Осторожно я наклонилась, чтобы рассмотреть подарок. На первый взгляд он показался мне знакомым. Как оказалось, не зря.
Возле моих ног лежала кожаная перчатка. Когда я заглянула внутрь, в ней блеснула золотая крошка.
Я бегом бросилась к кустам. На земле валялась вторая. Пустая, свернувшаяся, как опавший лист, как птица, как крот, как сердце.
Понедельник. Мы с Ренни должны были вчера встретиться и закончить макет. Я про него забыла.
Я пошла в дом и поспешила через гостиную в кухню. В кухне стоял недостроенный дорический храм. Перчатка в траве. Аритмия. Отвратительная моя ненасытность. Подспудное желание отвязаться, забыть, что он есть.
Я услышала, как кто-то меня зовет. Голос был незнакомый. Я бросилась назад через кусты и увидела на пороге своей веранды молодую девушку.
— Привет, — сказала девушка.
Я заглянула поверх ее плеча в дом сквозь закрытую сетчатую дверь.
— У меня записка от Ренни Милза, — сказала девушка.
Она была молодая, светловолосая, в футболке и в джинсах. Что-то в ней показалось мне знакомым.
— У вас для меня записка?
— Нет. Для меня. Он просил меня встретиться с ним здесь. Весной у нас был общий курс по истории искусств.
Айрис Мак-Гиннис.
Она рассмеялась коротким, нервным смешком. Она была худенькая, бледная, с приятным выражением лица.
— Он написал, что приготовил мне здесь подарок. Не понимаю, почему он решил мне что-то дарить.
«Да потому что он без памяти влюблен в тебя, идиотка». Хотела сказать и не сказала. Я открыла противомоскитную дверь. Айрис была очень молоденькая. Лет девятнадцать. У меня появилось отвратительное предчувствие надвигающейся беды.
— Он тут кое-что для вас приготовил, — сказала я.
— Для меня?
Айрис рассмеялась, и смех у нее оказался похож на журчание ручейка. Возможно, именно за это Ренни и полюбил ее, за такой смех?
— Да, но сейчас его нет.
— Ладно, тогда попросите, пожалуйста, его позвонить мне.
Айрис оторвала клочок от тетрадной обложки и написала номер телефона.
— Я буду дома весь день. Приходится заниматься. Я же не такая способная, как Ренни. Когда у нас был один курс, он получил А[21], а я была счастлива, что мне поставили С. Пусть позвонит, я буду ждать.
— Разумеется, — сказала я.
— И этот Ренни мне хочет сделать подарок, в голове не укладывается!
Я увидела, что глаза у нее зеленые. По-своему, она была миленькая, приятная своей приятной, миленькой красотой.
Когда она ушла, я позвонила Ренни в общежитие. На мой вопрос незнакомый голос ответил:
— А вы что, еще не знаете?
Меня захлестнуло паникой. Его перчатки у меня на столе. Волосы встали дыбом, как будто от страха.
— Что он сделал? — спросила я.
Я поняла, что он совершил нечто ужасное, нечто очень страшное. Монстр решил вырваться из своей шкуры, ангел решил обрести свободу.

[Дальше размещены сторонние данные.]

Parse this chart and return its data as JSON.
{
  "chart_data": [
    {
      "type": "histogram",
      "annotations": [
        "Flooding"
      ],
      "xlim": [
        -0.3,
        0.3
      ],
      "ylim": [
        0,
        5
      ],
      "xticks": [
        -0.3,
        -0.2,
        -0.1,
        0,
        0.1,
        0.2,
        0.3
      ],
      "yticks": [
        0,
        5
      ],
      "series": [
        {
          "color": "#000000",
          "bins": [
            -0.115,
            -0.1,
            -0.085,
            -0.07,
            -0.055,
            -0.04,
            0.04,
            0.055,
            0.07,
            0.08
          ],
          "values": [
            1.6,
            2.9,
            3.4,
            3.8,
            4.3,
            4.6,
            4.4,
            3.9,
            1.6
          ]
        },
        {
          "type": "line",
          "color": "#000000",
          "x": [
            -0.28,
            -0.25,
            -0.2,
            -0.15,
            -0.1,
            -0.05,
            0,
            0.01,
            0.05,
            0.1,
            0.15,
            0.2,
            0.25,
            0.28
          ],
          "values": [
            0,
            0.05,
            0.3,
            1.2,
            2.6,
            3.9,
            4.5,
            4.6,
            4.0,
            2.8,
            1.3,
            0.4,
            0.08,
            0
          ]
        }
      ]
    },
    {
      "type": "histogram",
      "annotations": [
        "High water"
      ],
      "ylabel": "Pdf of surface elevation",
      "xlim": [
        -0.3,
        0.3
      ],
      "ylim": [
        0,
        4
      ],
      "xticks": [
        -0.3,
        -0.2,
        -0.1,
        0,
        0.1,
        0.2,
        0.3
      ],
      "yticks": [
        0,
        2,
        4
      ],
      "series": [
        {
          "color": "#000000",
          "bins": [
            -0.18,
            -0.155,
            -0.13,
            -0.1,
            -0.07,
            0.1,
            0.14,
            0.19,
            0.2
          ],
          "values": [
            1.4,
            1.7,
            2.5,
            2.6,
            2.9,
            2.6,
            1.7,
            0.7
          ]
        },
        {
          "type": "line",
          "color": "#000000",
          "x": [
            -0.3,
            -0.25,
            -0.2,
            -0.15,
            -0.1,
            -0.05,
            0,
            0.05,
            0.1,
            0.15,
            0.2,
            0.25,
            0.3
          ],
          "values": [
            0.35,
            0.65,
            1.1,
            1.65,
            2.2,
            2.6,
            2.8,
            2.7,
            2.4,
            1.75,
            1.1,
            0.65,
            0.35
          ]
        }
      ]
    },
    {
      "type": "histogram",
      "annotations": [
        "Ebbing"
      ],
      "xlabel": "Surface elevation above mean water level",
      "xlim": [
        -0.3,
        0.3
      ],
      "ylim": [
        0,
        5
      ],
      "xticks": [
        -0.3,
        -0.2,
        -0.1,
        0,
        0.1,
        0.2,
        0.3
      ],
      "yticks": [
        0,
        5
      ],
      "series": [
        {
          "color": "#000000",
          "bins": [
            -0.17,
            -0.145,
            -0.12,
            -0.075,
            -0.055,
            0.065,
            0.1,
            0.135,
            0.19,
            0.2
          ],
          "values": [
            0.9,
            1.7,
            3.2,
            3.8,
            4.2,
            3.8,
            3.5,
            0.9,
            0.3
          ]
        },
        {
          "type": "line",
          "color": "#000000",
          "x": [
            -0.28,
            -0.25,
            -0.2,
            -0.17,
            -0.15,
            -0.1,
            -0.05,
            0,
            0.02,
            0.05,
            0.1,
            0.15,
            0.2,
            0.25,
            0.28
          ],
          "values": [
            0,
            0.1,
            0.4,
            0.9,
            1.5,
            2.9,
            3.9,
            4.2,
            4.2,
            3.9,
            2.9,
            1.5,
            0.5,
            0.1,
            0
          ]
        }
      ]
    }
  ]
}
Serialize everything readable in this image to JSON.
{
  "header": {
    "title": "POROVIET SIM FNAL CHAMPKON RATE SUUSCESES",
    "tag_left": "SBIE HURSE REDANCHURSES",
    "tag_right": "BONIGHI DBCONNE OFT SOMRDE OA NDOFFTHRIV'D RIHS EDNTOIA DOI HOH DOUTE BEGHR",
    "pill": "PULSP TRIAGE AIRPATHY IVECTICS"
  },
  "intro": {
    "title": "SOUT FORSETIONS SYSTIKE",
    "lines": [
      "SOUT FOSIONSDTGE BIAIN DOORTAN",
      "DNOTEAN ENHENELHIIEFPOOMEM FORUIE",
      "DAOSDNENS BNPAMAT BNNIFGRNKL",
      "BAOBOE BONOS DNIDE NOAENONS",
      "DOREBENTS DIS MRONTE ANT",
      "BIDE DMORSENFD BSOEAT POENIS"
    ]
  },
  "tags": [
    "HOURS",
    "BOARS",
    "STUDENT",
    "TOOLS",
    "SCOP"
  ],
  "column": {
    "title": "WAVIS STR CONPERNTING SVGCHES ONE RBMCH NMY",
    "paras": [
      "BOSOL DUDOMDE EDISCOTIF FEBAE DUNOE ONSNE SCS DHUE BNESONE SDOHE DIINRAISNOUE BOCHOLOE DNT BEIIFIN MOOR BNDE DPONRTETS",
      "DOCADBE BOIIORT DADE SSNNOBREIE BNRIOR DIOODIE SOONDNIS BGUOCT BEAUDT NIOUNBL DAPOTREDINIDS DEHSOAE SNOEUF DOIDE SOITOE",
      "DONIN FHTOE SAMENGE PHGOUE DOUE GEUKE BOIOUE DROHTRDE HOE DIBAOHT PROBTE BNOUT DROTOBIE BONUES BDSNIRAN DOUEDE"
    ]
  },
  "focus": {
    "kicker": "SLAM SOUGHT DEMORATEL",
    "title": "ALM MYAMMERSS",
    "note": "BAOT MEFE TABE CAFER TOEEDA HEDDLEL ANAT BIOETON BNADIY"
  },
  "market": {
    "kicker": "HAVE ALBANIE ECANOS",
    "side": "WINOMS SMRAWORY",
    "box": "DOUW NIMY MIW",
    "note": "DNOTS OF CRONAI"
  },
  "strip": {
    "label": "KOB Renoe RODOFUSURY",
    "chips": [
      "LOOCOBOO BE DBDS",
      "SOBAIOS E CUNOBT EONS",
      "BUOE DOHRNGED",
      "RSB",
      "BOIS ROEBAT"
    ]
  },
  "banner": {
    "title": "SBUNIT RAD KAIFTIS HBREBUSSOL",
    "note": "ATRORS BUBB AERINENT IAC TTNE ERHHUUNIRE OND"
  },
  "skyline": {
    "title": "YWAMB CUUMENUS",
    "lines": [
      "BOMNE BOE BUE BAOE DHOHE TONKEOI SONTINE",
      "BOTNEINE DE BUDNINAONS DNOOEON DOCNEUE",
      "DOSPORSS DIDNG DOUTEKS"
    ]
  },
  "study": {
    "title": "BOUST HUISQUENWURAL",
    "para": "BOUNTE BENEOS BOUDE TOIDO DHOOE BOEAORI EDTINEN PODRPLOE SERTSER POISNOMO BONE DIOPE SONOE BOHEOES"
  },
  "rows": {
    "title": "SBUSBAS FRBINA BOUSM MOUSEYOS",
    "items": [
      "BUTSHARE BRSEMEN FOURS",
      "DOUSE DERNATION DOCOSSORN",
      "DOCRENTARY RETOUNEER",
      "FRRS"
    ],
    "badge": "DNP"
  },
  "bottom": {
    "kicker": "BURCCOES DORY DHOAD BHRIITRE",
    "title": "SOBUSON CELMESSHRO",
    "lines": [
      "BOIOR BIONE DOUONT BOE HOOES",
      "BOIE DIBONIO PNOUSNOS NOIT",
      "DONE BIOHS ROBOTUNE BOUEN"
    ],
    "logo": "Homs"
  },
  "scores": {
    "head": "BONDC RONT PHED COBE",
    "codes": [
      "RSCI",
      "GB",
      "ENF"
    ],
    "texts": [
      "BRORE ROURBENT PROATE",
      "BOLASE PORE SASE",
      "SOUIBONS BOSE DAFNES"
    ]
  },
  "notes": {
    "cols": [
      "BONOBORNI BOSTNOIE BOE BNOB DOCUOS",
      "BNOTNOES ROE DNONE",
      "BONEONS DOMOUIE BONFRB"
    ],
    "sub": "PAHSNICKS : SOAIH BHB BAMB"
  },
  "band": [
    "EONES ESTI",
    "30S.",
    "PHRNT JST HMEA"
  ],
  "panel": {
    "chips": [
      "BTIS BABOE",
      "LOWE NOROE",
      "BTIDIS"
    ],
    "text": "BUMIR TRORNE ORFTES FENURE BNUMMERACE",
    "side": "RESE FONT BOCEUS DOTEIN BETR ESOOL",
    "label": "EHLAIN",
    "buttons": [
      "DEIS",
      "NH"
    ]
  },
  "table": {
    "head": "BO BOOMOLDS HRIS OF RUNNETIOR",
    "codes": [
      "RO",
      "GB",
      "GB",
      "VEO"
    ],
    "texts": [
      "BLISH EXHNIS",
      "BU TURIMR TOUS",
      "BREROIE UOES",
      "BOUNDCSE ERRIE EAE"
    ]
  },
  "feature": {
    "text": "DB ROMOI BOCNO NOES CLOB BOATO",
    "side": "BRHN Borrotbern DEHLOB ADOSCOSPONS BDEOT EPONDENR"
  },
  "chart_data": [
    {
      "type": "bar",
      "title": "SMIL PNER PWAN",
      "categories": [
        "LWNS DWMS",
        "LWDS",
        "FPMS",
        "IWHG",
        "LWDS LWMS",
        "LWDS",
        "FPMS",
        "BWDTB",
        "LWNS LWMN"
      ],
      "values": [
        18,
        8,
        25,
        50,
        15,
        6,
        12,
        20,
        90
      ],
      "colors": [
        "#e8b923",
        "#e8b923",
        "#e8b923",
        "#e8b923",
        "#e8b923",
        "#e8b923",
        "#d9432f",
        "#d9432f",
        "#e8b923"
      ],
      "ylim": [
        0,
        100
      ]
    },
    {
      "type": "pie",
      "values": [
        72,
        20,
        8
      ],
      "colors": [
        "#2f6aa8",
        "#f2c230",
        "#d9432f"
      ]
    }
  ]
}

Впрочем, про монстра и ангела я подумала потом, когда стала звонить брату. В центре уже знали, что произошло. Ренни явился в «Хозяйственный магазин Эйкса», где снял со стены мясной нож. Он был спокойный и даже веселый; на него никто не обратил внимания. «Там на полу столько кровищи, что, хоть половицы и дубовые, придется менять», — сказал мой брат. Ренни непременно умер бы там на месте от потери крови, если бы менеджер из отдела красок — тот самый, искалеченный бульдогом, — не проходил когда-то курсов первой помощи. Он вообще теперь, после того несчастного случая, стал очень быстро соображать. Он мгновенно перепрыгнул через прилавок, схватил с витрины передник и наложил жгут.
Теперь исследования в университете прикроют, потому что университет взял на себя ответственность за членов исследуемой группы. Родители Ренни считают, что их сыну не было оказано надлежащей психологической помощи, и уже ходят слухи, что они хотят подавать в суд. А университет не так чтобы и заинтересован в этих исследованиях. Двенадцать лет работы псу под хвост, и все наши фотографии, все истории наших несчастных болезней пойдут в помойку.
Все, с кем я потом ни говорила, удивлялись тому, как это можно прийти в обыкновенный магазин в самый что ни на есть обыкновенный день и сотворить такую чудовищную вещь. Но я-то его понимала — хорошо понимала, почему он решил отрубить себе руку. Я могла бы, наверное, поспорить, что он, выходя из общежития, улыбнулся стоявшим возле стойки у выхода девушкам, но никто не улыбнулся ему в ответ, а возможно, вообще не посмотрел в его сторону, как и все остальные студенты в университете, которые каждый день не смотрели в его сторону. Вот тут он, человек-невидимка, и отправился в магазин, и у него было только одно желание. Я уже хорошо к тому времени знала Ренни и не сомневалась — какое. Одно-единственное, тайное, неистовое желание: снова стать человеком.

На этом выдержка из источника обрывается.